Read IPUMS data leveraging a local cache
read_ipums_cached.RdThis script wraps a standard ipumsr::read_ipums*() query workflow, addressing two common challenges: (1) the default workflow downloads arbitrarily named raw data files that are sequentially numbered and dependent on the total number of extracts submitted by a given user; and (2) the default workflow does not provide an inbuilt capacity to check for a local version of the query before re-submitting to the API.
This script addresses these challenges by taking a user-supplied filename and file directory, checking if there is an existing file at that path, and otherwise downloading the extract (again user-specified) to the given filepath.
Value
A tibble containing IPUMS data corresponding to the supplied extract_definition. The structure varies by collection type:
- For microdata collections (e.g., "usa", "cps")

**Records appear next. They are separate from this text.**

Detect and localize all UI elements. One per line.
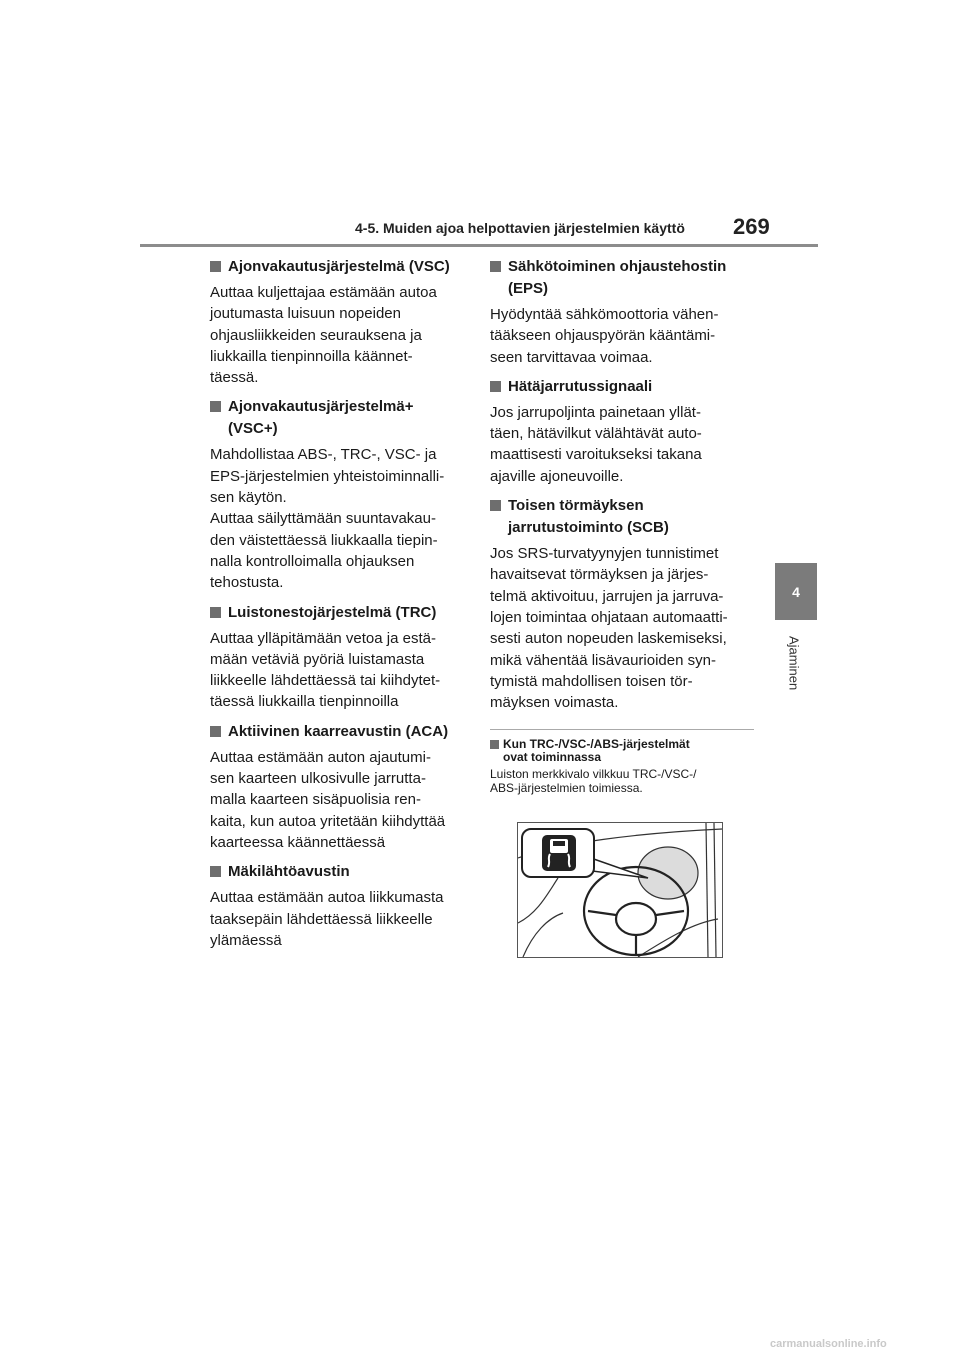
bullet-square-icon <box>210 261 221 272</box>
section-vsc <box>210 256 466 388</box>
instrument-cluster <box>638 847 698 899</box>
section-text: Mahdollistaa ABS-, TRC-, VSC- ja EPS-järjestelmien yhteistoiminnalli- sen käytön. Auttaa säilyttämään suuntavakau- den väistettäessä liukkaalla tiepin- nalla kontrolloimalla ohjauksen tehostusta. <box>210 446 445 592</box>
note-text: Luiston merkkivalo vilkkuu TRC-/VSC-/ ABS-järjestelmien toimiessa. <box>490 767 697 795</box>
bullet-square-icon <box>210 401 221 412</box>
bullet-square-icon <box>490 740 499 749</box>
section-text: Auttaa estämään autoa liikkumasta taaksepäin lähdettäessä liikkeelle ylämäessä <box>210 889 444 949</box>
chapter-tab[interactable] <box>775 563 817 620</box>
section-heading: Ajonvakautusjärjestelmä (VSC) <box>210 256 466 278</box>
section-heading: Aktiivinen kaarreavustin (ACA) <box>210 721 466 743</box>
section-text: Auttaa estämään auton ajautumi- sen kaarteen ulkosivulle jarrutta- malla kaarteen sisäpuolisia ren- kaita, kun autoa yritetään kiihdyttää kaarteessa käännettäessä <box>210 748 446 851</box>
watermark: carmanualsonline.info <box>770 1338 887 1350</box>
section-aca <box>210 721 466 853</box>
bullet-square-icon <box>210 607 221 618</box>
bullet-square-icon <box>490 261 501 272</box>
section-trc <box>210 602 466 713</box>
dashboard-drawing <box>518 823 722 957</box>
section-text: Hyödyntää sähkömoottoria vähen- tääkseen ohjauspyörän kääntämi- seen tarvittavaa voimaa. <box>490 306 719 366</box>
section-text: Auttaa kuljettajaa estämään autoa joutumasta luisuun nopeiden ohjausliikkeiden seurauksena ja liukkailla tienpinnoilla käännet- täessä. <box>210 284 437 387</box>
section-text: Jos SRS-turvatyynyjen tunnistimet havaitsevat törmäyksen ja järjes- telmä aktivoituu, jarrujen ja jarruva- lojen toimintaa ohjataan automaatti- sesti auton nopeuden laskemiseksi, mikä vähentää lisävaurioiden syn- tymistä mahdollisen toisen tör- mäyksen voimasta. <box>490 545 728 712</box>
section-heading: Sähkötoiminen ohjaustehostin (EPS) <box>490 256 754 300</box>
bullet-square-icon <box>490 381 501 392</box>
bullet-square-icon <box>490 500 501 511</box>
section-vsc-plus <box>210 396 466 593</box>
note-divider <box>490 729 754 730</box>
section-heading: Ajonvakautusjärjestelmä+ (VSC+) <box>210 396 466 440</box>
section-heading: Mäkilähtöavustin <box>210 861 466 883</box>
bullet-square-icon <box>210 866 221 877</box>
section-text: Auttaa ylläpitämään vetoa ja estä- mään vetäviä pyöriä luistamasta liikkeelle lähdettäessä tai kiihdytet- täessä liukkailla tienpinnoilla <box>210 629 441 711</box>
left-column <box>210 256 466 959</box>
section-heading: Luistonestojärjestelmä (TRC) <box>210 602 466 624</box>
section-scb <box>490 495 754 713</box>
section-text: Jos jarrupoljinta painetaan yllät- täen, hätävilkut välähtävät auto- maattisesti varoitukseksi takana ajaville ajoneuvoille. <box>490 403 702 485</box>
chapter-label: Ajaminen <box>786 635 802 691</box>
section-hill-start <box>210 861 466 951</box>
right-column <box>490 256 754 795</box>
dashboard-illustration <box>517 822 723 958</box>
header-divider <box>140 244 818 247</box>
section-heading: Toisen törmäyksen jarrutustoiminto (SCB) <box>490 495 754 539</box>
page-section-title: 4-5. Muiden ajoa helpottavien järjestelmien käyttö <box>355 220 685 236</box>
chapter-number: 4 <box>792 583 800 600</box>
skid-indicator-icon <box>542 835 576 871</box>
section-emergency-brake-signal <box>490 376 754 487</box>
section-eps <box>490 256 754 368</box>
bullet-square-icon <box>210 726 221 737</box>
steering-wheel <box>584 867 688 955</box>
note-heading: Kun TRC-/VSC-/ABS-järjestelmät ovat toiminnassa <box>490 738 754 764</box>
page-number: 269 <box>733 214 770 239</box>
section-heading: Hätäjarrutussignaali <box>490 376 754 398</box>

Returns individual-level records with columns corresponding to the variables specified in the extract definition. Column names and types are determined by IPUMS variable specifications. The data are read via
ipumsr::read_ipums_micro().- For aggregate collections ("nhgis", "ihgis")
Returns aggregate data (typically at geographic summary levels) with columns corresponding to the requested tables/variables. IPUMS variable attributes are applied via the collection's codebook. The data are read via
ipumsr::read_ipums_agg().
If a cached file exists at the specified path and refresh = FALSE, the cached data are returned with a warning. Otherwise, the extract is submitted to IPUMS, downloaded, and cached for future use.
Examples
if (FALSE) { # \dontrun{
read_ipums_cached(
filename = "acs_insurance_race_2022_1yr_repweights",
download_directory = file.path("data"),
extract_definition = ipumsr::define_extract_micro(
collection = "usa",
description = "2022 ACS 1-year sample with replicate weights - insurance and race",
samples = c("us2022a"),
variables = list(
"HCOVANY",
ipumsr::var_spec("RACE", case_selections = c("1", "2")))),
refresh = FALSE)
} # }